American Airlines' parent AMR Corp. (AAMRQ) and U.S. Airways Group, Inc. (LCC) have agreed to merge to create a global carrier that will have an implied combined equity value of about $11 billion, the two companies said Thursday. The deal will be significantly accretive to earnings of US Airways.
The boards of directors of both companies have unanimously approved the merger deal that will create the world's largest airline.
AMR and some of its subsidiaries, including American Airlines and American Eagle, filed for Chapter 11 bankruptcy protection in November 2011. In August 2012, AMR and US Airways entered into a non-disclosure agreement to evaluate a potential merger of American Airlines and US Airways.
Under the terms of the merger deal, US Airways stockholders will receive one share of common stock of the combined airline for each share of US Airways common stock held by them.
US Airways shareholders will own 28 percent of the combined company. The remaining 72 percent stake will be held by stakeholders of AMR and its debtor subsidiaries, American's labor unions, and current AMR employees.
The merged entity will operate under the American Airlines name and offer more than 6,700 daily flights to 336 destinations in 56 countries. The combined company has firm orders for more than 600 new mainline aircraft.
The merger is subject to approval by the U.S. Bankruptcy Court for the Southern District of New York, in addition to regulatory approvals as well as approval by US Airways shareholders. The combination is expected to be completed in the third quarter of 2013.
In connection with the merger deal, AMR has entered into a support agreement with certain unsecured creditors holding about $1.2 billion of prepetition unsecured claims against the debtors.
Both airlines expect that the regional carriers they own - AMR's American Eagle and US Airways' Piedmont and PSA - will continue to operate as distinct entities. The company will be headquartered in Dallas-Fort Worth, and will maintain a significant corporate and operational presence in Phoenix.
The companies expect the combination to deliver enhanced value to American Airlines stakeholders and to be significantly accretive to earnings per share for US Airways shareholders in 2014.
The transaction is expected to generate more than $1 billion in annual net synergies in 2015, including $900 million in network revenue synergies. The companies expect about $1.2 billion in one-time transition costs spread over the next three years.
Thomas Horton, chairman, president and chief executive officer of American Airlines, will serve as chairman of the combined airline's board of directors through its first annual meeting of shareholders. Horton will also serve as the combined airline's representative to the oneworld Alliance, of which he is currently chairman, and International Air Transport Association for the same duration.
Doug Parker, chairman and CEO of US Airways, will serve as CEO of the merged entity and also as a member of its board of directors. Parker will assume the additional position of chairman of the board following the conclusion of Horton's service.

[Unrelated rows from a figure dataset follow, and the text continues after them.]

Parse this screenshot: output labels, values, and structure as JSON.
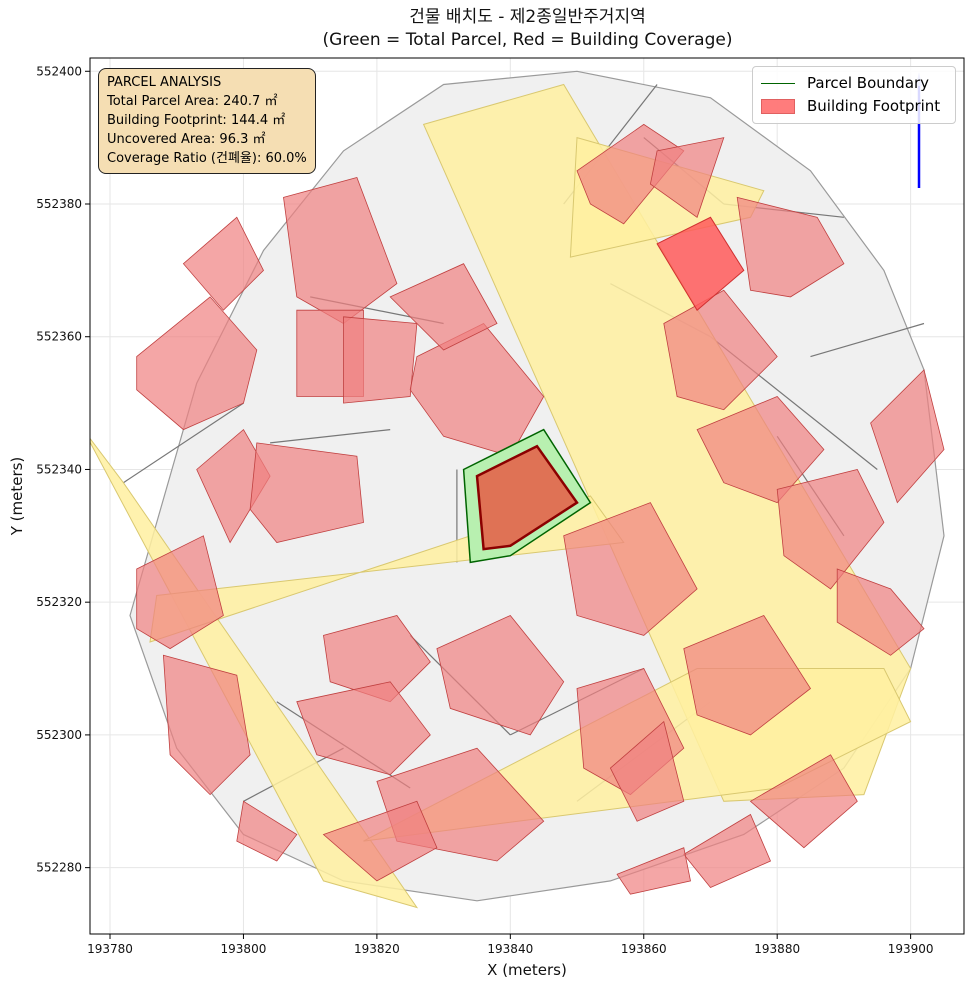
{
  "title_line1": "건물 배치도 - 제2종일반주거지역",
  "title_line2": "(Green = Total Parcel, Red = Building Coverage)",
  "info_box": {
    "heading": "PARCEL ANALYSIS",
    "total_area": "Total Parcel Area: 240.7 ㎡",
    "footprint": "Building Footprint: 144.4 ㎡",
    "uncovered": "Uncovered Area: 96.3 ㎡",
    "coverage": "Coverage Ratio (건폐율): 60.0%"
  },
  "legend": {
    "parcel": "Parcel Boundary",
    "building": "Building Footprint"
  },
  "axes": {
    "xlabel": "X (meters)",
    "ylabel": "Y (meters)",
    "xlim": [
      193777,
      193908
    ],
    "ylim": [
      552270,
      552402
    ],
    "x_ticks": [
      "193780",
      "193800",
      "193820",
      "193840",
      "193860",
      "193880",
      "193900"
    ],
    "y_ticks": [
      "552280",
      "552300",
      "552320",
      "552340",
      "552360",
      "552380",
      "552400"
    ]
  },
  "colors": {
    "parcel_edge": "#006400",
    "parcel_fill": "#b8f0b0",
    "building_fill": "#f08080",
    "building_edge": "#c04040",
    "road_fill": "#fff0a0",
    "lot_fill": "#f0f0f0",
    "north_arrow": "#0000ff"
  },
  "north_arrow": "arrow-up",
  "target_parcel": [
    [
      193833,
      552340
    ],
    [
      193845,
      552346
    ],
    [
      193852,
      552335
    ],
    [
      193840,
      552327
    ],
    [
      193834,
      552326
    ]
  ],
  "target_building": [
    [
      193835,
      552339
    ],
    [
      193844,
      552343.5
    ],
    [
      193850,
      552335
    ],
    [
      193840,
      552328.5
    ],
    [
      193836,
      552328
    ]
  ],
  "blocks": [
    [
      [
        193783,
        552318
      ],
      [
        193793,
        552353
      ],
      [
        193803,
        552373
      ],
      [
        193815,
        552388
      ],
      [
        193830,
        552398
      ],
      [
        193850,
        552400
      ],
      [
        193870,
        552396
      ],
      [
        193885,
        552385
      ],
      [
        193896,
        552370
      ],
      [
        193902,
        552355
      ],
      [
        193905,
        552330
      ],
      [
        193900,
        552310
      ],
      [
        193890,
        552295
      ],
      [
        193875,
        552285
      ],
      [
        193855,
        552278
      ],
      [
        193835,
        552275
      ],
      [
        193815,
        552278
      ],
      [
        193800,
        552285
      ],
      [
        193790,
        552298
      ]
    ]
  ],
  "lot_lines": [
    [
      [
        193810,
        552366
      ],
      [
        193830,
        552362
      ]
    ],
    [
      [
        193804,
        552344
      ],
      [
        193822,
        552346
      ]
    ],
    [
      [
        193800,
        552350
      ],
      [
        193782,
        552338
      ]
    ],
    [
      [
        193832,
        552340
      ],
      [
        193832,
        552326
      ]
    ],
    [
      [
        193855,
        552368
      ],
      [
        193870,
        552360
      ]
    ],
    [
      [
        193870,
        552360
      ],
      [
        193895,
        552340
      ]
    ],
    [
      [
        193885,
        552357
      ],
      [
        193902,
        552362
      ]
    ],
    [
      [
        193880,
        552345
      ],
      [
        193890,
        552330
      ]
    ],
    [
      [
        193825,
        552315
      ],
      [
        193840,
        552300
      ]
    ],
    [
      [
        193840,
        552300
      ],
      [
        193860,
        552310
      ]
    ],
    [
      [
        193805,
        552305
      ],
      [
        193825,
        552292
      ]
    ],
    [
      [
        193850,
        552290
      ],
      [
        193870,
        552305
      ]
    ],
    [
      [
        193860,
        552390
      ],
      [
        193872,
        552380
      ]
    ],
    [
      [
        193872,
        552380
      ],
      [
        193890,
        552378
      ]
    ],
    [
      [
        193815,
        552298
      ],
      [
        193800,
        552290
      ]
    ],
    [
      [
        193848,
        552380
      ],
      [
        193862,
        552398
      ]
    ]
  ],
  "roads": [
    [
      [
        193827,
        552392
      ],
      [
        193848,
        552398
      ],
      [
        193900,
        552310
      ],
      [
        193893,
        552291
      ],
      [
        193872,
        552290
      ]
    ],
    [
      [
        193776,
        552346
      ],
      [
        193782,
        552338
      ],
      [
        193826,
        552274
      ],
      [
        193812,
        552278
      ]
    ],
    [
      [
        193786,
        552314
      ],
      [
        193852,
        552336
      ],
      [
        193857,
        552329
      ],
      [
        193787,
        552321
      ]
    ],
    [
      [
        193850,
        552390
      ],
      [
        193878,
        552382
      ],
      [
        193876,
        552378
      ],
      [
        193849,
        552372
      ]
    ],
    [
      [
        193818,
        552284
      ],
      [
        193868,
        552310
      ],
      [
        193896,
        552310
      ],
      [
        193900,
        552302
      ],
      [
        193880,
        552292
      ]
    ]
  ],
  "buildings": [
    [
      [
        193806,
        552381
      ],
      [
        193817,
        552384
      ],
      [
        193823,
        552368
      ],
      [
        193815,
        552362
      ],
      [
        193808,
        552366
      ]
    ],
    [
      [
        193791,
        552371
      ],
      [
        193799,
        552378
      ],
      [
        193803,
        552370
      ],
      [
        193797,
        552364
      ]
    ],
    [
      [
        193784,
        552357
      ],
      [
        193795,
        552366
      ],
      [
        193802,
        552358
      ],
      [
        193800,
        552350
      ],
      [
        193791,
        552346
      ],
      [
        193784,
        552352
      ]
    ],
    [
      [
        193808,
        552364
      ],
      [
        193818,
        552364
      ],
      [
        193818,
        552351
      ],
      [
        193808,
        552351
      ]
    ],
    [
      [
        193815,
        552363
      ],
      [
        193826,
        552362
      ],
      [
        193825,
        552351
      ],
      [
        193815,
        552350
      ]
    ],
    [
      [
        193793,
        552340
      ],
      [
        193800,
        552346
      ],
      [
        193804,
        552339
      ],
      [
        193798,
        552329
      ]
    ],
    [
      [
        193802,
        552344
      ],
      [
        193817,
        552342
      ],
      [
        193818,
        552332
      ],
      [
        193805,
        552329
      ],
      [
        193801,
        552334
      ]
    ],
    [
      [
        193826,
        552357
      ],
      [
        193836,
        552362
      ],
      [
        193845,
        552351
      ],
      [
        193840,
        552342
      ],
      [
        193830,
        552345
      ],
      [
        193825,
        552352
      ]
    ],
    [
      [
        193822,
        552366
      ],
      [
        193833,
        552371
      ],
      [
        193838,
        552362
      ],
      [
        193830,
        552358
      ]
    ],
    [
      [
        193850,
        552385
      ],
      [
        193860,
        552392
      ],
      [
        193866,
        552388
      ],
      [
        193857,
        552377
      ],
      [
        193852,
        552380
      ]
    ],
    [
      [
        193862,
        552388
      ],
      [
        193872,
        552390
      ],
      [
        193868,
        552378
      ],
      [
        193861,
        552383
      ]
    ],
    [
      [
        193874,
        552381
      ],
      [
        193886,
        552378
      ],
      [
        193890,
        552371
      ],
      [
        193882,
        552366
      ],
      [
        193876,
        552367
      ]
    ],
    [
      [
        193863,
        552362
      ],
      [
        193872,
        552367
      ],
      [
        193880,
        552357
      ],
      [
        193872,
        552349
      ],
      [
        193865,
        552351
      ]
    ],
    [
      [
        193868,
        552346
      ],
      [
        193880,
        552351
      ],
      [
        193887,
        552343
      ],
      [
        193880,
        552335
      ],
      [
        193872,
        552338
      ]
    ],
    [
      [
        193880,
        552337
      ],
      [
        193892,
        552340
      ],
      [
        193896,
        552332
      ],
      [
        193888,
        552322
      ],
      [
        193881,
        552327
      ]
    ],
    [
      [
        193894,
        552347
      ],
      [
        193902,
        552355
      ],
      [
        193905,
        552343
      ],
      [
        193898,
        552335
      ]
    ],
    [
      [
        193889,
        552325
      ],
      [
        193897,
        552322
      ],
      [
        193902,
        552316
      ],
      [
        193897,
        552312
      ],
      [
        193889,
        552317
      ]
    ],
    [
      [
        193848,
        552330
      ],
      [
        193861,
        552335
      ],
      [
        193868,
        552322
      ],
      [
        193860,
        552315
      ],
      [
        193850,
        552318
      ]
    ],
    [
      [
        193866,
        552313
      ],
      [
        193878,
        552318
      ],
      [
        193885,
        552307
      ],
      [
        193876,
        552300
      ],
      [
        193868,
        552303
      ]
    ],
    [
      [
        193850,
        552307
      ],
      [
        193860,
        552310
      ],
      [
        193866,
        552298
      ],
      [
        193858,
        552291
      ],
      [
        193851,
        552295
      ]
    ],
    [
      [
        193855,
        552295
      ],
      [
        193863,
        552302
      ],
      [
        193866,
        552290
      ],
      [
        193859,
        552287
      ]
    ],
    [
      [
        193829,
        552313
      ],
      [
        193840,
        552318
      ],
      [
        193848,
        552308
      ],
      [
        193843,
        552300
      ],
      [
        193831,
        552304
      ]
    ],
    [
      [
        193812,
        552315
      ],
      [
        193823,
        552318
      ],
      [
        193828,
        552311
      ],
      [
        193822,
        552305
      ],
      [
        193813,
        552308
      ]
    ],
    [
      [
        193808,
        552305
      ],
      [
        193822,
        552308
      ],
      [
        193828,
        552300
      ],
      [
        193822,
        552294
      ],
      [
        193811,
        552297
      ]
    ],
    [
      [
        193820,
        552293
      ],
      [
        193835,
        552298
      ],
      [
        193845,
        552287
      ],
      [
        193838,
        552281
      ],
      [
        193823,
        552284
      ]
    ],
    [
      [
        193788,
        552312
      ],
      [
        193799,
        552309
      ],
      [
        193801,
        552297
      ],
      [
        193795,
        552291
      ],
      [
        193789,
        552297
      ]
    ],
    [
      [
        193784,
        552325
      ],
      [
        193794,
        552330
      ],
      [
        193797,
        552318
      ],
      [
        193789,
        552313
      ],
      [
        193784,
        552316
      ]
    ],
    [
      [
        193800,
        552290
      ],
      [
        193808,
        552285
      ],
      [
        193805,
        552281
      ],
      [
        193799,
        552284
      ]
    ],
    [
      [
        193812,
        552285
      ],
      [
        193826,
        552290
      ],
      [
        193829,
        552283
      ],
      [
        193820,
        552278
      ]
    ],
    [
      [
        193876,
        552290
      ],
      [
        193888,
        552297
      ],
      [
        193892,
        552290
      ],
      [
        193884,
        552283
      ]
    ],
    [
      [
        193866,
        552282
      ],
      [
        193876,
        552288
      ],
      [
        193879,
        552281
      ],
      [
        193870,
        552277
      ]
    ],
    [
      [
        193856,
        552279
      ],
      [
        193866,
        552283
      ],
      [
        193867,
        552278
      ],
      [
        193858,
        552276
      ]
    ]
  ],
  "highlight_building": [
    [
      193862,
      552374
    ],
    [
      193870,
      552378
    ],
    [
      193875,
      552370
    ],
    [
      193868,
      552364
    ]
  ]
}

The combined company's board of directors will initially be made up of twelve members. The board will be comprised of three American Airlines representatives, including Horton, four US Airways representatives, including Parker, and five AMR creditor representatives.
LCC closed Wednesday's trading at $14.66. In Thursday's pre-market, the stock is adding $0.15 or 1.02 percent to $14.81.
AAMRQ closed Wednesday's trading at $1.30, up $0.05 on a volume of 8.16 million shares.